4. Create New Traditions
Sometimes when we lose people, the things we looked forward to the most become too painful to do. If you feel like you’ve lost the holiday magic, it may be time to start creating new magic that’s in alignment with where you’re at in the present moment. Last year, I made and decorated sugar cookies for the first time. It was something I’ve always wanted to do and because I was one of those people that felt like holiday magic had died, I tried it to see if it was create a spark. It did. I can’t wait to do it again this year and maybe invite some people over to do it with me. If you’ve felt a calling to create new energy during this time of year, answer the call! I promise you won’t be disappointed.

5. Get it Out
There’s no shame in therapy. If you feel like you need someone to talk to, please find someone that can facilitate a safe space for you. Keeping everything inside will poison you energetically. I know therapy is expensive, so if it’s outside of your means, look into support communities. Journaling is also another great way to get what’s swirling around in your heart and head out. Start with acknowledging how you’re feeling, throw in some affirmations and gratitude, and see where it gets you.

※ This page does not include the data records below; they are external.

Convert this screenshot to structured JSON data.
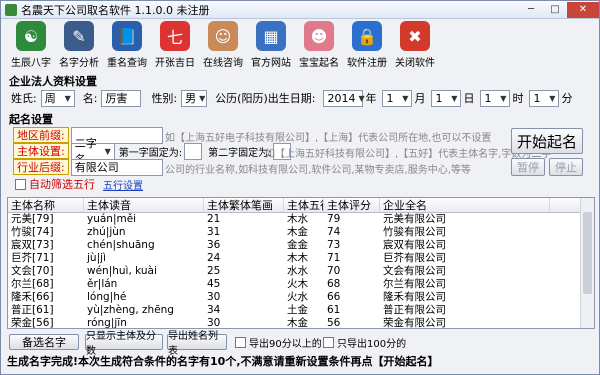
{
  "window": {
    "title": "名震天下公司取名软件 1.1.0.0 未注册"
  },
  "toolbar": [
    {
      "label": "生辰八字",
      "icon": "bagua-icon",
      "color": "#2e8b3d",
      "glyph": "☯"
    },
    {
      "label": "名字分析",
      "icon": "brush-icon",
      "color": "#3b5b8a",
      "glyph": "✎"
    },
    {
      "label": "重名查询",
      "icon": "book-icon",
      "color": "#2b5fae",
      "glyph": "📘"
    },
    {
      "label": "开张吉日",
      "icon": "calendar-icon",
      "color": "#d33",
      "glyph": "七"
    },
    {
      "label": "在线咨询",
      "icon": "operator-icon",
      "color": "#c98a5a",
      "glyph": "☺"
    },
    {
      "label": "官方网站",
      "icon": "building-icon",
      "color": "#3a72c2",
      "glyph": "▦"
    },
    {
      "label": "宝宝起名",
      "icon": "baby-icon",
      "color": "#e07a8a",
      "glyph": "☻"
    },
    {
      "label": "软件注册",
      "icon": "lock-icon",
      "color": "#2b6fd0",
      "glyph": "🔒"
    },
    {
      "label": "关闭软件",
      "icon": "close-circle-icon",
      "color": "#d23b2b",
      "glyph": "✖"
    }
  ],
  "corp": {
    "section": "企业法人资料设置",
    "surname_label": "姓氏:",
    "surname": "周",
    "name_label": "名:",
    "name": "厉害",
    "gender_label": "性别:",
    "gender": "男",
    "birth_label": "公历(阳历)出生日期:",
    "year": "2014",
    "year_unit": "年",
    "month": "1",
    "month_unit": "月",
    "day": "1",
    "day_unit": "日",
    "hour": "1",
    "hour_unit": "时",
    "minute": "1",
    "minute_unit": "分"
  },
  "naming": {
    "section": "起名设置",
    "region_label": "地区前缀:",
    "region_hint": "如【上海五好电子科技有限公司】,【上海】代表公司所在地,也可以不设置",
    "subject_label": "主体设置:",
    "subject_value": "二字名",
    "first_fixed_label": "第一字固定为:",
    "second_fixed_label": "第二字固定为:",
    "subject_hint": "如【上海五好科技有限公司】,【五好】代表主体名字,字数为二字",
    "industry_label": "行业后缀:",
    "industry_value": "有限公司",
    "industry_hint": "公司的行业名称,如科技有限公司,软件公司,某物专卖店,服务中心,等等",
    "auto_filter": "自动筛选五行",
    "five_elements_link": "五行设置",
    "start_button": "开始起名",
    "pause_button": "暂停",
    "stop_button": "停止"
  },
  "table": {
    "columns": [
      "主体名称",
      "主体读音",
      "主体繁体笔画",
      "主体五行",
      "主体评分",
      "企业全名"
    ],
    "rows": [
      [
        "元美[79]",
        "yuán|měi",
        "21",
        "木水",
        "79",
        "元美有限公司"
      ],
      [
        "竹骏[74]",
        "zhú|jùn",
        "31",
        "木金",
        "74",
        "竹骏有限公司"
      ],
      [
        "宸双[73]",
        "chén|shuāng",
        "36",
        "金金",
        "73",
        "宸双有限公司"
      ],
      [
        "巨芥[71]",
        "jù|jì",
        "24",
        "木木",
        "71",
        "巨芥有限公司"
      ],
      [
        "文会[70]",
        "wén|huì, kuài",
        "25",
        "水水",
        "70",
        "文会有限公司"
      ],
      [
        "尔兰[68]",
        "ěr|lán",
        "45",
        "火木",
        "68",
        "尔兰有限公司"
      ],
      [
        "隆禾[66]",
        "lóng|hé",
        "30",
        "火水",
        "66",
        "隆禾有限公司"
      ],
      [
        "普正[61]",
        "yù|zhèng, zhēng",
        "34",
        "土金",
        "61",
        "普正有限公司"
      ],
      [
        "荣金[56]",
        "róng|jīn",
        "30",
        "木金",
        "56",
        "荣金有限公司"
      ],
      [
        "杰廷[55]",
        "jié|tíng",
        "21",
        "木火",
        "55",
        "杰廷有限公司"
      ]
    ]
  },
  "bottom": {
    "backup_button": "备选名字",
    "show_subject_button": "只显示主体及分数",
    "export_button": "导出姓名列表",
    "export90": "导出90分以上的",
    "export100": "只导出100分的"
  },
  "status": "生成名字完成!本次生成符合条件的名字有10个,不满意请重新设置条件再点【开始起名】"
}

The important thing to realize is that we have to take action in some way to help ourselves feel better. Whether it’s a walk, a boundary, a change to our food, trying something new, or simply talking or writing it out, we have to DO something.

If you feel the blues creeping in, that’s ok. It’s valid. Just don’t unpack and stay there. There are always brighter days ahead and you’ve come out the other side before… and you will do it again.